Consequences of Late Redelivery

April 2015

egg timer - limitation

This recent decision by the Commercial Court in the matter of Maestro Bulk Ltd v Cosco Bulk Carrier co Ltd, ‘The Great Creation’, involving losses arising from the failure of a time charterer to redeliver a vessel in compliance with the redelivery notice provisions contained in the Charterparty, serves as an interesting example of the application of principles relevant to the assessment of damages.

The vessel was chartered on an amended NYPE time charter for a minimum of four months and a maximum of five months, plus 15 days in Charterers’ option. The earliest redelivery date was 29 March 2010 and latest 14 May 2010. The relevant clause of the Charterparty read as follows: “On redelivery charterer has to tender 20/15/10/7 days approximate and 5/3/2/1 days definite notice.”

Delays on a sub-chartered voyage led to the vessel’s final voyage taking longer than anticipated, and when it became clear that the vessel would not complete that voyage in time to arrange a further fixture within the charter period, the Charterers on 13 April issued what purported to be an approximate 20 day notice of redelivery. The vessel was then redelivered on 19 April.

Following redelivery the Owners managed to fix the vessel on 21 April, but the best they could achieve was a time charter trip which required a nine day ballast voyage, thereby reducing the effective daily hire rate.
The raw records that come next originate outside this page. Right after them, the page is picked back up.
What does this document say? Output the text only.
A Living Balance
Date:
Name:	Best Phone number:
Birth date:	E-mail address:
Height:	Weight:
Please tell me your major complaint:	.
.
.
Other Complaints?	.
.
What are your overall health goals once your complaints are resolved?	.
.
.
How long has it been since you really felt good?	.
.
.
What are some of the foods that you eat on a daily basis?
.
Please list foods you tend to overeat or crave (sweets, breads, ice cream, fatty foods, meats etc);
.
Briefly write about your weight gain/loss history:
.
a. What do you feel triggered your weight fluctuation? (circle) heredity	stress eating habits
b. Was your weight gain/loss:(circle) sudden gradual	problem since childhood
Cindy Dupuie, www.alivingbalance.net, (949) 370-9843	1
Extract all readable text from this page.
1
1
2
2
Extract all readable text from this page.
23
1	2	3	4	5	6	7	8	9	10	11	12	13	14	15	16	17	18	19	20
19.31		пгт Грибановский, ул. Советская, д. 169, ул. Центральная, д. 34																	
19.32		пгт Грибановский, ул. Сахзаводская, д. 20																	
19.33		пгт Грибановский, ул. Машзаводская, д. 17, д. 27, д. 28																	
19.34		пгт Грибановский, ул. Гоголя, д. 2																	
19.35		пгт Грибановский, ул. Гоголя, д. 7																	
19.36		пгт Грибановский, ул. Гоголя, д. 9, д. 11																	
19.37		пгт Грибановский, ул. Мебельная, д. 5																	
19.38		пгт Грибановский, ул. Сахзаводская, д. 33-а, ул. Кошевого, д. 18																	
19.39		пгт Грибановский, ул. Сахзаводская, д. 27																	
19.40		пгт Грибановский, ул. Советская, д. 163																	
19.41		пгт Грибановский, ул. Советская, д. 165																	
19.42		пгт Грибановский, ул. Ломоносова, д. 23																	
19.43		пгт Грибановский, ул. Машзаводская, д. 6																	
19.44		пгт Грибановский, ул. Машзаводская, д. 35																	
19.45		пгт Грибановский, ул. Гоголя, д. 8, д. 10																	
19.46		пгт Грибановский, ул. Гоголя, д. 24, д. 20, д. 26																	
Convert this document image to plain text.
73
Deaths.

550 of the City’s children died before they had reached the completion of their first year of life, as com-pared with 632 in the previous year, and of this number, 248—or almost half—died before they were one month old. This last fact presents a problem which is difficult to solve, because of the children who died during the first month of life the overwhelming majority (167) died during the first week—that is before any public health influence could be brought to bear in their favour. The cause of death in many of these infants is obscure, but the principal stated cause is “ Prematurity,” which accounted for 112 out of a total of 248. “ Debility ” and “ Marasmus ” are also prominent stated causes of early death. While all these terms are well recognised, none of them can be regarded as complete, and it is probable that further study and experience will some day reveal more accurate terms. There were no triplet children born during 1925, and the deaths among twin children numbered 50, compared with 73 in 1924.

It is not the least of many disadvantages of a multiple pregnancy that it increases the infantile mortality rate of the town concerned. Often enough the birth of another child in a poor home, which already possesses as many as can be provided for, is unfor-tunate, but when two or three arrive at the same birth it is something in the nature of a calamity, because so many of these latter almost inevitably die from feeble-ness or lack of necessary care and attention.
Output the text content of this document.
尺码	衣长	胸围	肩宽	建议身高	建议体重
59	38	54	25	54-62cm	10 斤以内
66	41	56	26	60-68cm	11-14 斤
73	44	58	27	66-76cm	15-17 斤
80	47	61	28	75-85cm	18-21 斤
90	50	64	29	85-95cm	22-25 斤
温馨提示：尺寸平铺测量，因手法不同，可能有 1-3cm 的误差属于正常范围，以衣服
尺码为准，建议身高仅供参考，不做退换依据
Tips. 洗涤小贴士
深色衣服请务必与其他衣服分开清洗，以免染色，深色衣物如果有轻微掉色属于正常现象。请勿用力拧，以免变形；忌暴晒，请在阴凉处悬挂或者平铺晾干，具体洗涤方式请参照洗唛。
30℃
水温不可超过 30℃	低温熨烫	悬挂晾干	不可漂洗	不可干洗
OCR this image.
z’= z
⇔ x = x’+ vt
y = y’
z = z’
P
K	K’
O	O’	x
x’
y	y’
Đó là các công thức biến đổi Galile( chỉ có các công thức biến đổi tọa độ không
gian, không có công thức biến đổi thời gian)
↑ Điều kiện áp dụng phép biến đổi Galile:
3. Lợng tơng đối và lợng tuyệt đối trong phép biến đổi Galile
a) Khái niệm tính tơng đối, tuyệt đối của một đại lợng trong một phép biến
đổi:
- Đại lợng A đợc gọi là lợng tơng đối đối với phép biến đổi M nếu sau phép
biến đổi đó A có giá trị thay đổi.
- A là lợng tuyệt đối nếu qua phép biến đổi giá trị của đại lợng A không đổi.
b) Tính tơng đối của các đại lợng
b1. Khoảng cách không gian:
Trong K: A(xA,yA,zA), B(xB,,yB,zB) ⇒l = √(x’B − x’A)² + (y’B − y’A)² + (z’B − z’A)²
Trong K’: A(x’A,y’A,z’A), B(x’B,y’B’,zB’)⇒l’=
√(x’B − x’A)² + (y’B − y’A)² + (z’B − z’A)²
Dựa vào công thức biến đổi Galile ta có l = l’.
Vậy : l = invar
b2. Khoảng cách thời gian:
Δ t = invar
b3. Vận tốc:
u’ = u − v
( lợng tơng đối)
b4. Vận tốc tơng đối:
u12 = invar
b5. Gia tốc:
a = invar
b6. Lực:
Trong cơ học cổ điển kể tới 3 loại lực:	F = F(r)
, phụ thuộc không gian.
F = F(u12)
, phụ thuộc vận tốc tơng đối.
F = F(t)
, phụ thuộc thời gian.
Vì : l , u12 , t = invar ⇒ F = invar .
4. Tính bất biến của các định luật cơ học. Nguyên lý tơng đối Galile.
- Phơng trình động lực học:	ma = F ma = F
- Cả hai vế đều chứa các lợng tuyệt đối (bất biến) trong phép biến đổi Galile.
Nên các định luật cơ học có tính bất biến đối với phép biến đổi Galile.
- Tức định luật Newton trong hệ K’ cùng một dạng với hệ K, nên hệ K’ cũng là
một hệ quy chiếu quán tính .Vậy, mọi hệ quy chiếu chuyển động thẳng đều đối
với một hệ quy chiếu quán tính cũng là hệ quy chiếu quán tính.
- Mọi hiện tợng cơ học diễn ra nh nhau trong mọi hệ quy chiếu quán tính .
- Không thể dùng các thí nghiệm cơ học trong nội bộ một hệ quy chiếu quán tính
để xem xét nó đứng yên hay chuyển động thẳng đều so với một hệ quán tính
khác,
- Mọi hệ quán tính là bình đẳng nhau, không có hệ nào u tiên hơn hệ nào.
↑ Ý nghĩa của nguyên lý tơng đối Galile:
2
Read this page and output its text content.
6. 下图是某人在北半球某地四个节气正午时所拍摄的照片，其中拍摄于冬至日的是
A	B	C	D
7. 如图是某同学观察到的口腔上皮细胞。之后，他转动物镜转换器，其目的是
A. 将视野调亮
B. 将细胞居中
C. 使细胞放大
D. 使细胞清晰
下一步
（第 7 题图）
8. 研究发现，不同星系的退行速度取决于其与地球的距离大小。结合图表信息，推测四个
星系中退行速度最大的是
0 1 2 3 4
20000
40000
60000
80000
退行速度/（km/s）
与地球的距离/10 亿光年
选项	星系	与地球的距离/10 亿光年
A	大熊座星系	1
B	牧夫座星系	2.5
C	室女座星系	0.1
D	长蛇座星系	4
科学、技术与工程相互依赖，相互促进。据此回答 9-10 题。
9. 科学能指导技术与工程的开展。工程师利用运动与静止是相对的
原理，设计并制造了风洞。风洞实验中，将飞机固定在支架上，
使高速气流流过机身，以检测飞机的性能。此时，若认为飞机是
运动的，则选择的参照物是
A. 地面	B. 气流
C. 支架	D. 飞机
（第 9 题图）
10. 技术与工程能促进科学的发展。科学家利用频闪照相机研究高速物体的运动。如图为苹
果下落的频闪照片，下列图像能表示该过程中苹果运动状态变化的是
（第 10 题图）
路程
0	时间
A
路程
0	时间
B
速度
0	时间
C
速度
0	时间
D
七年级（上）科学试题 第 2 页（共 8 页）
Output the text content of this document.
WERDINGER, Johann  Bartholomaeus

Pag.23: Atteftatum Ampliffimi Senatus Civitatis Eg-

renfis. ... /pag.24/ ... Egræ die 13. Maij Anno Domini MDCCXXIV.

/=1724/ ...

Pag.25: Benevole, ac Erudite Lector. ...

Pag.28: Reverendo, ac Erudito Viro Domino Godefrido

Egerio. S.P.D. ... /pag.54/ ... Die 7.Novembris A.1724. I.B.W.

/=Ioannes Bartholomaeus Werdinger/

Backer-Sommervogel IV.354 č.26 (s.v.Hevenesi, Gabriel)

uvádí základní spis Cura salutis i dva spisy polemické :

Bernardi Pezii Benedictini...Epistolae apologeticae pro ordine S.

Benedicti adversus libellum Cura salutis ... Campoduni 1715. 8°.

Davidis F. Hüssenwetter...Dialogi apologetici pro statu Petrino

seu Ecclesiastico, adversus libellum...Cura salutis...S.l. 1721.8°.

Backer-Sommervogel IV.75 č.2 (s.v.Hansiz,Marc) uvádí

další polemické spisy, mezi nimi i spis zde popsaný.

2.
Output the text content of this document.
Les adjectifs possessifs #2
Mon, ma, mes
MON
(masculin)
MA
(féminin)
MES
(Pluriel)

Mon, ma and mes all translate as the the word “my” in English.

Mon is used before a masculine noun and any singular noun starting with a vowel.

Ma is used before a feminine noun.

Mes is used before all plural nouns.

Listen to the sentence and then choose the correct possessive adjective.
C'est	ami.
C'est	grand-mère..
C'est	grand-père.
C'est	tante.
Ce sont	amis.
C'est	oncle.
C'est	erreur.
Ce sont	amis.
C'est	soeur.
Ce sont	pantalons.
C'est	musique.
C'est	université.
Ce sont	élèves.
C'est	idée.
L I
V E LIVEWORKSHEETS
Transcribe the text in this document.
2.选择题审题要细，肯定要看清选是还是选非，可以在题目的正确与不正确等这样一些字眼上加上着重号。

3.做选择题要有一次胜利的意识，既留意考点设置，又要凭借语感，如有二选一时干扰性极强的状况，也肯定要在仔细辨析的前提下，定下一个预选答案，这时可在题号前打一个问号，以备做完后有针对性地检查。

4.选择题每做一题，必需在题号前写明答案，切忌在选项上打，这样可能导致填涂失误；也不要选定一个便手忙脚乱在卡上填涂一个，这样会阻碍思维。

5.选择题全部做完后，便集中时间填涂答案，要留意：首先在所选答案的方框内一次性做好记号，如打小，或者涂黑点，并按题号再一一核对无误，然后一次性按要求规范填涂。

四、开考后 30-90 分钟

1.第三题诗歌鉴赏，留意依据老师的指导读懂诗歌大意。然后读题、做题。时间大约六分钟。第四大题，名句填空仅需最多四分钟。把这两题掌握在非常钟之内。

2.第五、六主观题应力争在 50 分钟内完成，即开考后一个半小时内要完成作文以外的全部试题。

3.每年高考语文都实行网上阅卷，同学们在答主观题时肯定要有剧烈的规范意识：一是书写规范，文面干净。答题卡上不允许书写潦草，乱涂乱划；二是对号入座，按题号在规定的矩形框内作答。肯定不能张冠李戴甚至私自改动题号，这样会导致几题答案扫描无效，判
It was accepted by the parties that, on normal principles of English law, the damages for the Charterers’ breach in redelivering on 19 April with just six days’ notice should be such as to put the Owners back in the position they would have been in, had it not been for the breach. However, there was a disagreement as to the way in which the ‘no breach’ situation should be assessed.

The Owners argued that it should be assessed by reference to the date on which the 20 day notice should have been given based on the actual redelivery on 19 April – i.e. a period of 20 days commencing on 31 March. Had such notices been given, they would have been able, they argued, to fix the vessel for a more profitable voyage. Their claim was for the lost earnings of this notional voyage.

The Charterers, however, maintained that the ‘no breach’ situation should be assessed by reference to a 20 day period running from the date on which the first redelivery notice was issued, on 13 April. On this basis, the Owners’ claim should properly be for the difference between the charter rate and what the Owners would have earned if proper notices had been given and the charter had continued until 1 – 3 May, with hire payable at that rate, less any hire earned in mitigation.

In arbitration the tribunal held in favour of the Owners, and awarded damages based on a notional lost voyage which could have been carried out had they received contractual notice on 31 March. The Charterers appealed to the High Court under s.69 of the Arbitration Act 1996 on a question of law as follows: “Where a time charter party provides for charterers to give notice of redelivery, what is the correct approach to damages when redelivery takes place with insufficient notice(s)?”

The High Court decision

Cooke J. took the view that, since on 31 March there was no intention by the Charterers to redeliver the vessel on 19 April, if the Charterers had on that date issued a 20 day notice of redelivery it would have been neither honest nor reasonable, and would in itself have been a breach or anticipatory breach. “The true nature of the breach did not lie in a failure to give an approximate notice on the 31st March, but in a failure to give that notice as at 13th April.”

On the facts as found by the Arbitrators, proper performance of the contract by the charterers would require them to issue a 20 days’ approximate notice on 13 April for redelivery on 1 May, and to keep the vessel on hire for that period.

The loss to the Owners should therefore be regarded as the hire which would have been payable for the period from 19 April to 1 May, the latter being the earliest date at which the 20 day approximate redelivery notice would have expired. This measure of damages best reflected the loss by reference to that period, and which would have been within the contemplation of the parties at the time of fixing the charter.

The Charterers’ appeal was upheld, and damages were awarded based on 12 days loss of net hire, a sum which best represented the Owners’ loss as a result of the short notice.

It was acknowledged by the Judge that the tribunal, in considering the principles relevant to the assessment of damages, had considered the appropriate tests set out in the authorities, including those relating to remoteness of loss in The Achilleas [2008] 2 Lloyd’s Rep 275 and The Sylvia [2010] 2 Lloyd’s Rep 81.  However, he concluded that instead of correctly characterising the claim as one analogous to early redelivery under the Charterparty, which was the basis on which damages should have been assessed, they had characterised the loss as one relating to a notional voyage fixed on the basis of a failure to provide a contractual notice on 21 March, and the tests had therefore been incorrectly applied.